Le 29 janvier dernier a vu la plus forte mobilisation sociale depuis l’élection de Nicolas Sarkozy à la présidence de la République, et ce dans un contexte de crise économique et financière globale.
La Fondation pour l’innovation politique a voulu éclairer le climat enveloppant cette journée. Pour ce faire, elle a conçu une enquête d’opinion, réalisée par TNS Sofres, dont les premiers résultats ont été publiés par La Tribune, le samedi 31 janvier. Au-delà de l’appréciation de ce mouvement social, de l’évaluation de sa légitimité ou de la question de sa finalité, l’enquête met en lumière le jugement porté par les Français sur la réforme – comme idée et comme politique.

Quelques éléments du sondage :
51 % des personnes interrogées se déclarent favorables au mouvement du 29 janvier contre 27 % qui s’y opposent et 21 % qui se déclarent indifférents.

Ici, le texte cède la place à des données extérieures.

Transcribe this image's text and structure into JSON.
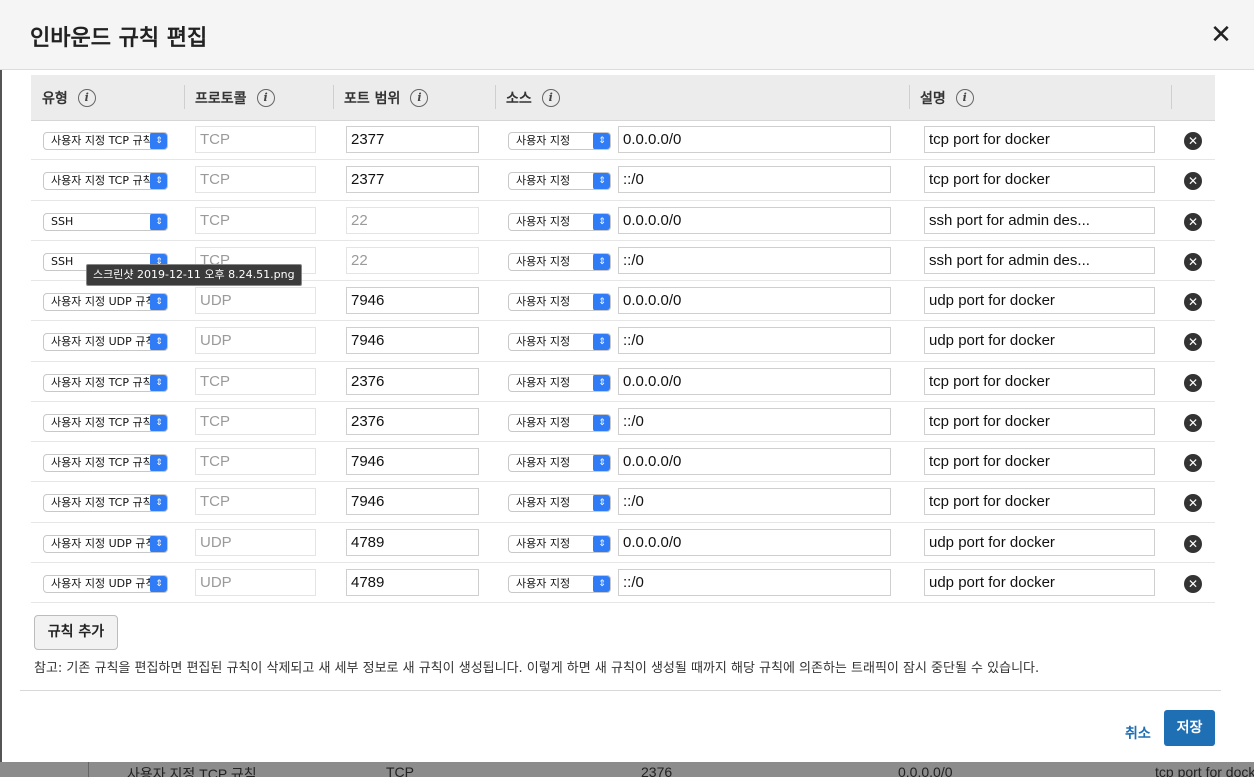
{
  "dialog": {
    "title": "인바운드 규칙 편집",
    "close_glyph": "✕"
  },
  "columns": [
    {
      "label": "유형",
      "info": "i"
    },
    {
      "label": "프로토콜",
      "info": "i"
    },
    {
      "label": "포트 범위",
      "info": "i"
    },
    {
      "label": "소스",
      "info": "i"
    },
    {
      "label": "설명",
      "info": "i"
    }
  ],
  "rules": [
    {
      "type": "사용자 지정 TCP 규칙",
      "protocol": "TCP",
      "port": "2377",
      "source_type": "사용자 지정",
      "cidr": "0.0.0.0/0",
      "description": "tcp port for docker"
    },
    {
      "type": "사용자 지정 TCP 규칙",
      "protocol": "TCP",
      "port": "2377",
      "source_type": "사용자 지정",
      "cidr": "::/0",
      "description": "tcp port for docker"
    },
    {
      "type": "SSH",
      "protocol": "TCP",
      "port": "22",
      "source_type": "사용자 지정",
      "cidr": "0.0.0.0/0",
      "description": "ssh port for admin des..."
    },
    {
      "type": "SSH",
      "protocol": "TCP",
      "port": "22",
      "source_type": "사용자 지정",
      "cidr": "::/0",
      "description": "ssh port for admin des..."
    },
    {
      "type": "사용자 지정 UDP 규칙",
      "protocol": "UDP",
      "port": "7946",
      "source_type": "사용자 지정",
      "cidr": "0.0.0.0/0",
      "description": "udp port for docker"
    },
    {
      "type": "사용자 지정 UDP 규칙",
      "protocol": "UDP",
      "port": "7946",
      "source_type": "사용자 지정",
      "cidr": "::/0",
      "description": "udp port for docker"
    },
    {
      "type": "사용자 지정 TCP 규칙",
      "protocol": "TCP",
      "port": "2376",
      "source_type": "사용자 지정",
      "cidr": "0.0.0.0/0",
      "description": "tcp port for docker"
    },
    {
      "type": "사용자 지정 TCP 규칙",
      "protocol": "TCP",
      "port": "2376",
      "source_type": "사용자 지정",
      "cidr": "::/0",
      "description": "tcp port for docker"
    },
    {
      "type": "사용자 지정 TCP 규칙",
      "protocol": "TCP",
      "port": "7946",
      "source_type": "사용자 지정",
      "cidr": "0.0.0.0/0",
      "description": "tcp port for docker"
    },
    {
      "type": "사용자 지정 TCP 규칙",
      "protocol": "TCP",
      "port": "7946",
      "source_type": "사용자 지정",
      "cidr": "::/0",
      "description": "tcp port for docker"
    },
    {
      "type": "사용자 지정 UDP 규칙",
      "protocol": "UDP",
      "port": "4789",
      "source_type": "사용자 지정",
      "cidr": "0.0.0.0/0",
      "description": "udp port for docker"
    },
    {
      "type": "사용자 지정 UDP 규칙",
      "protocol": "UDP",
      "port": "4789",
      "source_type": "사용자 지정",
      "cidr": "::/0",
      "description": "udp port for docker"
    }
  ],
  "tooltip": "스크린샷 2019-12-11 오후 8.24.51.png",
  "add_rule_label": "규칙 추가",
  "note": "참고: 기존 규칙을 편집하면 편집된 규칙이 삭제되고 새 세부 정보로 새 규칙이 생성됩니다. 이렇게 하면 새 규칙이 생성될 때까지 해당 규칙에 의존하는 트래픽이 잠시 중단될 수 있습니다.",
  "footer": {
    "cancel_label": "취소",
    "save_label": "저장"
  },
  "background_row": {
    "type": "사용자 지정 TCP 규칙",
    "protocol": "TCP",
    "port": "2376",
    "cidr": "0.0.0.0/0",
    "description": "tcp port for docker"
  },
  "icons": {
    "select_arrow": "select-arrow-icon",
    "delete": "remove-circle-icon",
    "info": "info-icon"
  },
  "colors": {
    "accent": "#1f6fb5",
    "select_arrow": "#2f7cf6"
  }
}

Parmi les 51 % qui se disent favorables au mouvement, 47 % le sont parce qu’il exprime leur mécontentement à l’égard de la politique du gouvernement et du président de la République, et 46% parce qu’il exprime leurs inquiétudes à l’égard des conséquences de la crise actuelle.

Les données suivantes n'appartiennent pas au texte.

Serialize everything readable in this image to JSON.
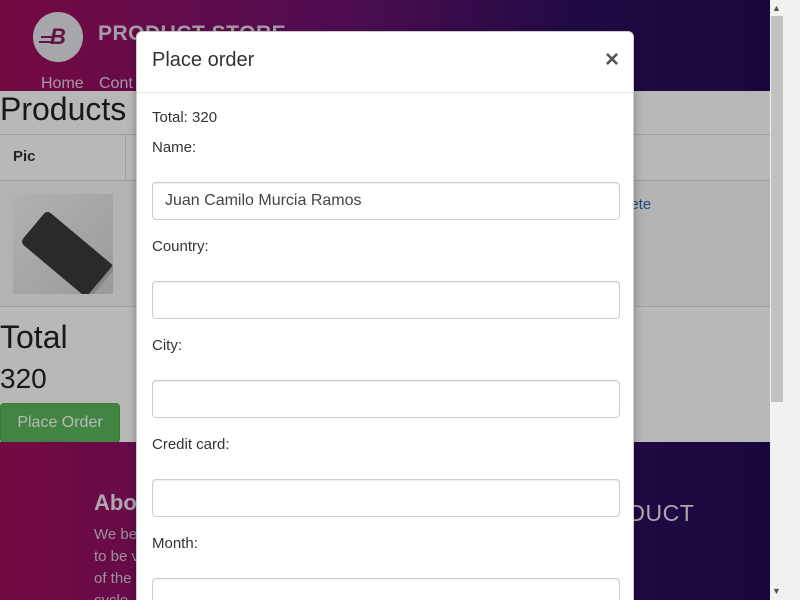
{
  "navbar": {
    "brand": "PRODUCT STORE",
    "logo_letter": "B",
    "links": [
      "Home",
      "Cont"
    ]
  },
  "cart": {
    "title": "Products",
    "column_pic": "Pic",
    "delete_link": "lete",
    "total_title": "Total",
    "total_value": "320",
    "place_order": "Place Order"
  },
  "footer": {
    "about_title": "Abo",
    "about_lines": [
      "We be",
      "to be v",
      "of the",
      "cycle"
    ],
    "product": "ODUCT"
  },
  "modal": {
    "title": "Place order",
    "close": "×",
    "total": "Total: 320",
    "fields": [
      {
        "label": "Name:",
        "value": "Juan Camilo Murcia Ramos"
      },
      {
        "label": "Country:",
        "value": ""
      },
      {
        "label": "City:",
        "value": ""
      },
      {
        "label": "Credit card:",
        "value": ""
      },
      {
        "label": "Month:",
        "value": ""
      }
    ]
  },
  "colors": {
    "gradient_start": "#a30f5d",
    "gradient_end": "#220b55",
    "success": "#5cb85c",
    "link": "#2a6db0"
  }
}
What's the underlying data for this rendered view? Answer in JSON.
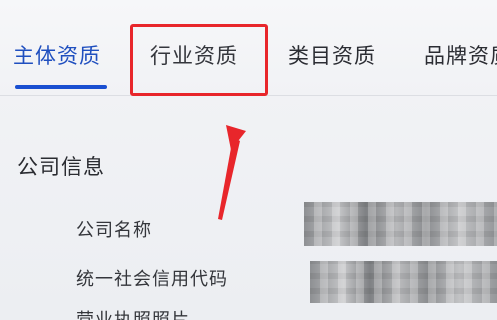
{
  "tabs": [
    {
      "label": "主体资质"
    },
    {
      "label": "行业资质"
    },
    {
      "label": "类目资质"
    },
    {
      "label": "品牌资质"
    }
  ],
  "section": {
    "title": "公司信息",
    "rows": [
      {
        "label": "公司名称"
      },
      {
        "label": "统一社会信用代码"
      },
      {
        "label": "营业执照照片"
      }
    ]
  },
  "colors": {
    "active_tab": "#1f4fbf",
    "annotation": "#e8262b"
  }
}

Selon cette enquête, le mouvement social n’a pas encore trouvé son relais politique ; pour 48 % des sondés, il exprime un ras-le-bol compréhensible, mais ne propose rien.

La parution des résultats d’ensemble de l’enquête trouvera prochainement son prolongement dans la publication d’une analyse approfondie des résultats complets, qui s’arrêtera notamment sur l’existence d’un clivage caché au cœur de ce moment.

Sondage TNS Sofres pour la Fondation pour l’innovation politique, réalisé par téléphone les 27 et 28 janvier 2009 auprès d’un échantillon national de 1 000 personnes, représentatif de l’ensemble de la population française âgée de 15 ans et plus (méthode des quotas – sexe, âge, profession du chef de ménage PCS – et stratification par région et catégorie d’agglomération).